Moreover, SUA also reflects systemic inflammation [29], oxidative stress [30] and is more strongly associated with insulin resistance [31, 32] and other cardiovascular risk factors such as BMI, BP, T-C, HDL-C, TG, and FPG [31, 33]. Increased BMI is also significantly associated with various CVD risk factors. These risk factors cause endothelial dysfunction [34], the loss of vasomotor reactivity [35] and arterial stiffness [36]. Such pathophysiology induced by increased BMI may be greater than that of SUA. Thus, SUA could not be an independent risk factor for increased SBP in participants with a BMI ≥21.0 kg/m2. We suggest that SUA may be more important in participants with a BMI < 21.0 kg.

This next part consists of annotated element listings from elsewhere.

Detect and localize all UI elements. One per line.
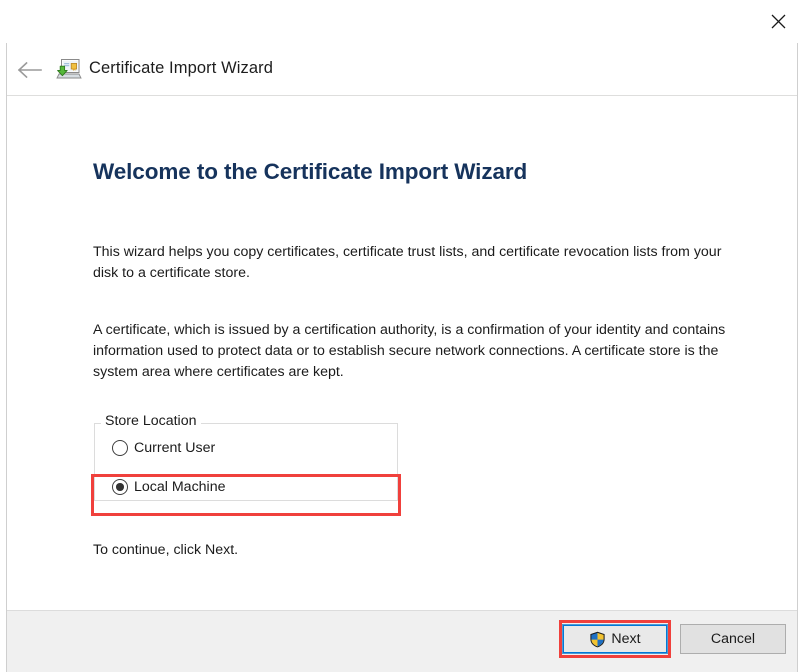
uac-shield-icon xyxy=(589,631,606,648)
store-location-legend: Store Location xyxy=(101,413,201,429)
continue-hint: To continue, click Next. xyxy=(93,540,493,561)
certificate-import-icon xyxy=(56,57,82,83)
cancel-button[interactable]: Cancel xyxy=(680,624,786,654)
wizard-content: Welcome to the Certificate Import Wizard… xyxy=(7,96,797,610)
wizard-header: Certificate Import Wizard xyxy=(7,43,797,96)
certificate-import-wizard-window: Certificate Import Wizard Welcome to the… xyxy=(0,0,804,672)
back-arrow-icon xyxy=(17,61,43,79)
window-title: Certificate Import Wizard xyxy=(89,59,273,78)
intro-paragraph: This wizard helps you copy certificates,… xyxy=(93,242,733,284)
next-button-label: Next xyxy=(611,631,640,647)
close-button[interactable] xyxy=(752,0,804,43)
radio-local-machine-label: Local Machine xyxy=(134,479,226,495)
radio-local-machine[interactable]: Local Machine xyxy=(112,479,226,495)
cancel-button-label: Cancel xyxy=(711,631,755,647)
radio-current-user-label: Current User xyxy=(134,440,215,456)
wizard-footer xyxy=(7,610,797,672)
description-paragraph: A certificate, which is issued by a cert… xyxy=(93,320,748,383)
back-button[interactable] xyxy=(14,54,46,86)
title-bar xyxy=(0,0,804,43)
radio-unchecked-icon xyxy=(112,440,128,456)
radio-checked-icon xyxy=(112,479,128,495)
page-title: Welcome to the Certificate Import Wizard xyxy=(93,159,527,185)
next-button[interactable]: Next xyxy=(562,624,668,654)
radio-current-user[interactable]: Current User xyxy=(112,440,215,456)
window-border-right xyxy=(797,43,798,672)
close-icon xyxy=(771,14,786,29)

It has been demonstrated that increased SUA induces increased BP that is initially reversible but leads to an irreversible salt-sensitive hypertension over time [37]. Thus, SUA identification is important for risk assessment and treatment of such patients with a BMI < 21.0 kg.

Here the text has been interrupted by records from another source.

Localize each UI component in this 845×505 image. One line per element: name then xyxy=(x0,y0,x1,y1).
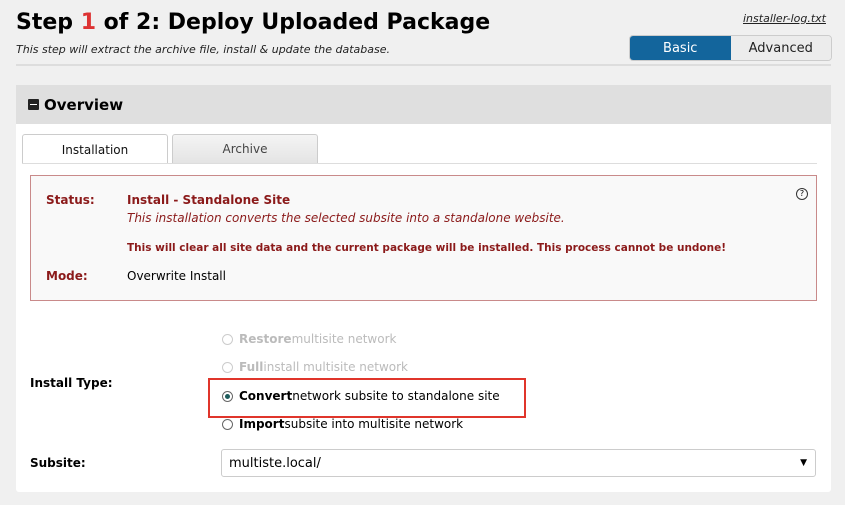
tab-archive[interactable]: Archive xyxy=(172,134,318,163)
status-description: This installation converts the selected … xyxy=(127,211,565,225)
radio-convert[interactable]: Convert network subsite to standalone si… xyxy=(222,389,500,403)
radio-restore: Restore multisite network xyxy=(222,332,396,346)
divider xyxy=(16,64,831,66)
overview-panel: Overview Installation Archive Status: In… xyxy=(16,85,831,492)
overview-title: Overview xyxy=(44,95,124,114)
mode-label: Mode: xyxy=(46,269,88,283)
tab-divider xyxy=(22,163,817,164)
status-label: Status: xyxy=(46,193,95,207)
subsite-label: Subsite: xyxy=(30,456,86,470)
install-type-label: Install Type: xyxy=(30,376,113,390)
mode-value: Overwrite Install xyxy=(127,269,226,283)
subsite-select[interactable]: multiste.local/ ▼ xyxy=(221,449,816,477)
collapse-icon[interactable] xyxy=(28,99,39,110)
help-icon[interactable]: ? xyxy=(796,188,808,200)
step-number: 1 xyxy=(80,10,97,35)
mode-toggle: Basic Advanced xyxy=(629,35,832,61)
radio-full-install: Full install multisite network xyxy=(222,360,408,374)
status-value: Install - Standalone Site xyxy=(127,193,291,207)
page-title: Step 1 of 2: Deploy Uploaded Package xyxy=(16,10,491,35)
advanced-mode-button[interactable]: Advanced xyxy=(730,36,831,60)
status-warning: This will clear all site data and the cu… xyxy=(127,242,727,254)
status-box: Status: Install - Standalone Site This i… xyxy=(30,175,817,301)
chevron-down-icon: ▼ xyxy=(800,458,807,468)
subsite-value: multiste.local/ xyxy=(229,455,321,471)
radio-import[interactable]: Import subsite into multisite network xyxy=(222,417,463,431)
basic-mode-button[interactable]: Basic xyxy=(630,36,731,60)
tab-installation[interactable]: Installation xyxy=(22,134,168,164)
overview-header[interactable]: Overview xyxy=(16,85,831,124)
page-subtitle: This step will extract the archive file,… xyxy=(16,43,391,56)
installer-log-link[interactable]: installer-log.txt xyxy=(743,12,826,25)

An important observation was that UA may function as an antioxidant, and possibly one of the most important antioxidants in plasma. Increased SUA in subjects with CVD might therefore reflect a compensatory mechanism to counter the oxidative stress that occurs in these conditions [38]. In our study, SUA was negatively associated with hypertension in participants with a BMI ≥21.0 kg/m2. The beneficial antioxidant actions of SUA may partially counter its potential detrimental effects. It is interesting that almost all studies examining the relation of SUA levels with CVD events show a J-shaped curve with the nadir of risk in the second quartile [39, 40].

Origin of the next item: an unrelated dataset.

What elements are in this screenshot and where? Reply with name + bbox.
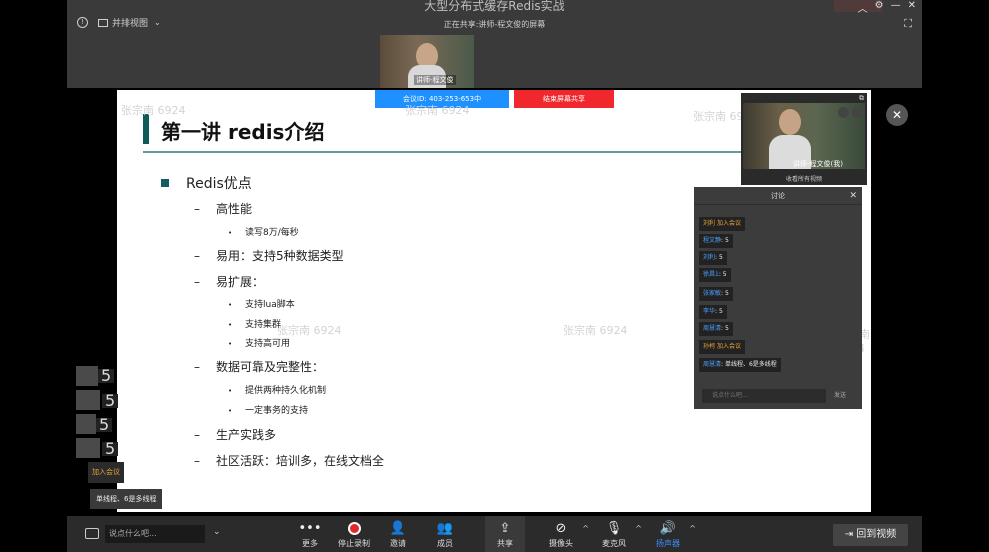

Some limitations of this study must be considered. First, our cross-sectional study design does not eliminate potential causal relationships between BMI, SUA, and blood pressure status. Second, the prevalence of blood pressure categories is based on single blood pressure measurement. Third, confounding factors are based on a single assessment of blood, which may introduce a misclassification bias. Fourth, we could not eliminate the possible effects of underlying diseases and medications for diabetes and dyslipidemia on the present findings. We could not rule out one-time prehypertension and white-coat prehypertension. Finally, in this study, the demographics and referral source may limit the generalization of the results.

Conclusion

The present study showed that BMI may modify the association between SUA, SBP, and DBP. The underlying mechanism seems to be independent from traditional cardiovascular risk factors such as age, BMI, alcohol consumption, smoking status, history of CVD, lipids, diabetes, renal function, and liver function. For community-dwelling healthy persons, prospective population-based studies are needed to investigate the mechanisms underlying this association to determine whether intervention, such as effective lifestyle modifications that decrease BMI and SUA, in adult populations will decrease risks.